Description
Taichirō Arima, alias Ichi, is a reclusive teenager severed from reality by his family’s collapse and self-destructive solitude. His gaunt frame, tangled black hair, and bloodshot eyes mirror years of neglect, his existence confined to a garbage-strewn bedroom where he has languished since his sister Aya’s death.
Within the virtual realm of PLANET, he transforms into Ichi—a merciless combatant feared for brutal, unrelenting raids. Leading the Akabane Family’s battles, he unknowingly fights alongside his estranged father, brother, and mother, their true identities masked by avatars. The fabricated kinship with these digital stand-ins contrasts sharply with his shattered real-life bonds.
Taichirō’s bitterness festers toward his high-achieving brother Asuma and father Kojirō, a PLANET developer whose past abuse and indifference fuel his rage. His mother Sayaka’s absence remains a void partially filled by her in-game avatar May, who offers inadvertent maternal comfort he craves yet rejects.
The Akabane Family’s clash over the Black Bird of Happiness—a digital entity inflicting real-world carnage—ruptures Taichirō’s detachment. When Asuma nears death from the Bird’s corruption, Taichirō begrudgingly allies with his family, their virtual aliases unraveling to expose fragile blood ties.
PLANET’s labyrinthine layers—sentient AI, nested simulations—distort Taichirō’s grasp of existence. Encounters with Pico, an AI posing as a player, fracture his reality further, pushing him to confront emotional paralysis. Crude and defiant, he nonetheless shields his online family, inching toward acknowledging their real-world echoes.

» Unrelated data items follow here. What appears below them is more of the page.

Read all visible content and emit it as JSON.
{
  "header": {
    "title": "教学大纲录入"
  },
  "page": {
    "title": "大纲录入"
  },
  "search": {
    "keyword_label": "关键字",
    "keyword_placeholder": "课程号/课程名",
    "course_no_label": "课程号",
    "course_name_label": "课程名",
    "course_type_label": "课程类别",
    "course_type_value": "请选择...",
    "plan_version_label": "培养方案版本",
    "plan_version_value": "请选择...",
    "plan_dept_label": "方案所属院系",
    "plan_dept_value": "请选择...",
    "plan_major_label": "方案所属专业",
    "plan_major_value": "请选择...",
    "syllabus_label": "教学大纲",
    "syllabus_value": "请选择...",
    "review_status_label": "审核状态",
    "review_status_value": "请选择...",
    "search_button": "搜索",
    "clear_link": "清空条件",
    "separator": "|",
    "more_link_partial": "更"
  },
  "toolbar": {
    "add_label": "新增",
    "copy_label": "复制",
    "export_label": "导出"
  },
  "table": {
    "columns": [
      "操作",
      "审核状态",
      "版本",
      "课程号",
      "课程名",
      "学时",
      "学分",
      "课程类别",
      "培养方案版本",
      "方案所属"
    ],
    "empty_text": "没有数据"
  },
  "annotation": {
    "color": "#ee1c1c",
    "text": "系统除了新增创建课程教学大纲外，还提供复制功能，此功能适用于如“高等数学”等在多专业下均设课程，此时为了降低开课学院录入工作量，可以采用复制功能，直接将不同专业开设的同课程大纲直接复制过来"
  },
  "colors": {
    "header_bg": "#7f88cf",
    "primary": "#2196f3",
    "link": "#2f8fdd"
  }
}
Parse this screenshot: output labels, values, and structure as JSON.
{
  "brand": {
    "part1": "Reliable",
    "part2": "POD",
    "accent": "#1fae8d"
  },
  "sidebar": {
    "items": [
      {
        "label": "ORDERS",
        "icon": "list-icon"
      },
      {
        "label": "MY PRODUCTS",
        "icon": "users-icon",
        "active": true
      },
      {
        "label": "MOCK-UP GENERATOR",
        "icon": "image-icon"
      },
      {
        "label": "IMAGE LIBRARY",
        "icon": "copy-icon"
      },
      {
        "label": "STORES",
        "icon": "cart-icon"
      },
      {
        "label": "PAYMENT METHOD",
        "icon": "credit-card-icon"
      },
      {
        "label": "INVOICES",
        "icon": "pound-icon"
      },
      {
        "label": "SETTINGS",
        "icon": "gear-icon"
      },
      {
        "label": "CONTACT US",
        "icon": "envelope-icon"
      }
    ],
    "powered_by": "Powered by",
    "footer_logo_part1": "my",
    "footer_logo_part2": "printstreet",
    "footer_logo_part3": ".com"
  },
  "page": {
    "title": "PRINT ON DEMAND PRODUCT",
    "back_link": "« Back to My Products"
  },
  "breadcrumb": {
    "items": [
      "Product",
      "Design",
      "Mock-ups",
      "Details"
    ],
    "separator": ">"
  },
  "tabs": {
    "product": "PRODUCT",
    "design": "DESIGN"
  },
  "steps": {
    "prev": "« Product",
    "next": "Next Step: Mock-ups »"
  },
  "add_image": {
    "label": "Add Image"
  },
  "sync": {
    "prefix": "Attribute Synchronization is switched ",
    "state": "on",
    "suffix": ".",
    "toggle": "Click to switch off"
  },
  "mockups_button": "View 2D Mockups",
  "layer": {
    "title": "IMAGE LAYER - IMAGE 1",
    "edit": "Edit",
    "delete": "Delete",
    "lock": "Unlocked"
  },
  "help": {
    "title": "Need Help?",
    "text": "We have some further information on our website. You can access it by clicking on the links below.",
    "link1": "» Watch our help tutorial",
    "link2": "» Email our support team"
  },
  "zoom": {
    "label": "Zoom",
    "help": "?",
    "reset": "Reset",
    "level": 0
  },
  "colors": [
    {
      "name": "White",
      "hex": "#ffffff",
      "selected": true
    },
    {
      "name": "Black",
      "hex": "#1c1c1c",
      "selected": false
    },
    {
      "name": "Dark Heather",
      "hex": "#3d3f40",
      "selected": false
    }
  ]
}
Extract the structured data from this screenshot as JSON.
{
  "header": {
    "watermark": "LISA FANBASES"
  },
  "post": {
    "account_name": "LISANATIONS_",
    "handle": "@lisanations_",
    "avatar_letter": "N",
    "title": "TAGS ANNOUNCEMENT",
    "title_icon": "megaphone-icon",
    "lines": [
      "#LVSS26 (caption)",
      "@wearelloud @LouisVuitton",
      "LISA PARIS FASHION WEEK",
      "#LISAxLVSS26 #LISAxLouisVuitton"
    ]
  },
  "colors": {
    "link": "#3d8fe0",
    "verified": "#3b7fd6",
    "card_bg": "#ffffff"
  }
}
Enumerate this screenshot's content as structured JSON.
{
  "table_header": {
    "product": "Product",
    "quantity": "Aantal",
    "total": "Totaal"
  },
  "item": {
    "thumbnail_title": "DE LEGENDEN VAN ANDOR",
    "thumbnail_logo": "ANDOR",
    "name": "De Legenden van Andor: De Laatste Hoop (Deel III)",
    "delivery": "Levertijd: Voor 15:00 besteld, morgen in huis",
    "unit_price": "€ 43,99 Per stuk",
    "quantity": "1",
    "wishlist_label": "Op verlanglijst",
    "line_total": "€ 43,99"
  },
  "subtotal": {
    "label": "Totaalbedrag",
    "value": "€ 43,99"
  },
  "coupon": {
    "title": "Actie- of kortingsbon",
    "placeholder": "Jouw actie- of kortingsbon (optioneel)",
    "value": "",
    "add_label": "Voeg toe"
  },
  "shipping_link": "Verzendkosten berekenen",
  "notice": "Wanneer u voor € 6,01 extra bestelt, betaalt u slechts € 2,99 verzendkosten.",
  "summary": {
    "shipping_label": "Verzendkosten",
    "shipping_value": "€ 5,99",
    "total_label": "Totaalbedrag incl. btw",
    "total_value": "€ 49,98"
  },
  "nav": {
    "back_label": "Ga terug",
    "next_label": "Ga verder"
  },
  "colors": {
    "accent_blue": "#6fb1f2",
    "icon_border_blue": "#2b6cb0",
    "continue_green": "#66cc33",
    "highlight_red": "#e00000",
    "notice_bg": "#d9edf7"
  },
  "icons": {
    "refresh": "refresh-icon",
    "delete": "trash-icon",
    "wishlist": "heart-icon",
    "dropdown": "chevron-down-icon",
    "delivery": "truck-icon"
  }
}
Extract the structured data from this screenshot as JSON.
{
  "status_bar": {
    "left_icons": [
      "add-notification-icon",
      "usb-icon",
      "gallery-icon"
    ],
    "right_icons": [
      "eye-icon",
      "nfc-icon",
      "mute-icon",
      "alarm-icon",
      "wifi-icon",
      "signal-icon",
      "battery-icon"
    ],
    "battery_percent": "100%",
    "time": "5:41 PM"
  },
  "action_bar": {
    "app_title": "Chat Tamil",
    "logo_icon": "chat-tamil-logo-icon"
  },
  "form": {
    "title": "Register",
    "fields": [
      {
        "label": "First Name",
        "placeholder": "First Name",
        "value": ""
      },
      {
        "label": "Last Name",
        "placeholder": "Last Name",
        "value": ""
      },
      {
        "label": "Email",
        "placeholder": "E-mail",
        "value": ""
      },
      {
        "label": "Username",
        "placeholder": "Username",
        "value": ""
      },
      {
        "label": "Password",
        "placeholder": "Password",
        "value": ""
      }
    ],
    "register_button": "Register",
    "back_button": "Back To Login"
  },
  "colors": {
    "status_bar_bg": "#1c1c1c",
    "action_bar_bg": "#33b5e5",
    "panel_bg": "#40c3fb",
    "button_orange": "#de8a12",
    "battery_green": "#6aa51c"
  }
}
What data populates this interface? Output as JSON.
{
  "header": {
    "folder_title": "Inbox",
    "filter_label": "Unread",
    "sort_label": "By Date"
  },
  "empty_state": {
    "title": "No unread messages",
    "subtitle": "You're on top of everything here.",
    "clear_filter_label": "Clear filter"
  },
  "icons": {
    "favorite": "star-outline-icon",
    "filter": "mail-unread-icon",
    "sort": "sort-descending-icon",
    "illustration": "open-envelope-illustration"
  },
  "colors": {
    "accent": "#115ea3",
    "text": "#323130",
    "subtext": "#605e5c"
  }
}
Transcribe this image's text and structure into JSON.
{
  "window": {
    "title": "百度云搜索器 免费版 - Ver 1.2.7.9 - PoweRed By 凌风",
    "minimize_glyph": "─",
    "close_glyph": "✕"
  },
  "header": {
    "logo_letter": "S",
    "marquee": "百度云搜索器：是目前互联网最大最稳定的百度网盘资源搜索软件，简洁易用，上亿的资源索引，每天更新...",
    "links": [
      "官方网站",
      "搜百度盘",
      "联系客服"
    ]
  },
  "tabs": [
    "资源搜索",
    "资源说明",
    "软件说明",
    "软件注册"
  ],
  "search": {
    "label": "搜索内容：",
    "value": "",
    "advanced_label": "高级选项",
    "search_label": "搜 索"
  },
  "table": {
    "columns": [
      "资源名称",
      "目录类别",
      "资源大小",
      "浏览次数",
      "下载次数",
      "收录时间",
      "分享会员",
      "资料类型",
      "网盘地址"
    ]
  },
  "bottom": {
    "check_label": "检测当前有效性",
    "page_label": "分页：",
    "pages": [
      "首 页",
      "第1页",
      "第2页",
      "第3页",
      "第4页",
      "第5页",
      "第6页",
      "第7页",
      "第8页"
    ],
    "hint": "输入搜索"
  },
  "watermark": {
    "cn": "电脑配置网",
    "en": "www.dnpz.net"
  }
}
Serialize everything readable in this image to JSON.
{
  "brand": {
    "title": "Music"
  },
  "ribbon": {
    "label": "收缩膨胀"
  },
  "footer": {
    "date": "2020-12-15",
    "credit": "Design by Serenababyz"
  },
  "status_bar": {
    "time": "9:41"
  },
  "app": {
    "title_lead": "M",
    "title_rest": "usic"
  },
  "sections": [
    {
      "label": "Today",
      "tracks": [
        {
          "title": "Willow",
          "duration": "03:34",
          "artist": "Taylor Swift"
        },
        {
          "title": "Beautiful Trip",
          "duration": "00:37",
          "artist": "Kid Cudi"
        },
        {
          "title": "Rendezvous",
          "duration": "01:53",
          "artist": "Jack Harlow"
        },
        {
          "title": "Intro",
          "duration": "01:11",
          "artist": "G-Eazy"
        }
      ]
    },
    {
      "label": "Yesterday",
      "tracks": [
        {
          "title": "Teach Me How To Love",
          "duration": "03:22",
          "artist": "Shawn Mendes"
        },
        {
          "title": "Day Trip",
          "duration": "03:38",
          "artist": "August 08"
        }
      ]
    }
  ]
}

Forced by crisis, Taichirō tentatively interacts with his family beyond the game, though resentment lingers. Traces of raw vulnerability pierce his defensive shell, hinting at fractured pathways out of isolation—a journey unfinished, haunted by trauma, yet faintly edged with reluctant hope.
Within the virtual realm of PLANET, he transforms into Ichi—a merciless combatant feared for brutal, unrelenting raids. Leading the Akabane Family’s battles, he unknowingly fights alongside his estranged father, brother, and mother, their true identities masked by avatars. The fabricated kinship with these digital stand-ins contrasts sharply with his shattered real-life bonds.
Taichirō’s bitterness festers toward his high-achieving brother Asuma and father Kojirō, a PLANET developer whose past abuse and indifference fuel his rage. His mother Sayaka’s absence remains a void partially filled by her in-game avatar May, who offers inadvertent maternal comfort he craves yet rejects.
The Akabane Family’s clash over the Black Bird of Happiness—a digital entity inflicting real-world carnage—ruptures Taichirō’s detachment. When Asuma nears death from the Bird’s corruption, Taichirō begrudgingly allies with his family, their virtual aliases unraveling to expose fragile blood ties.
PLANET’s labyrinthine layers—sentient AI, nested simulations—distort Taichirō’s grasp of existence. Encounters with Pico, an AI posing as a player, fracture his reality further, pushing him to confront emotional paralysis. Crude and defiant, he nonetheless shields his online family, inching toward acknowledging their real-world echoes.
Forced by crisis, Taichirō tentatively interacts with his family beyond the game, though resentment lingers. Traces of raw vulnerability pierce his defensive shell, hinting at fractured pathways out of isolation—a journey unfinished, haunted by trauma, yet faintly edged with reluctant hope.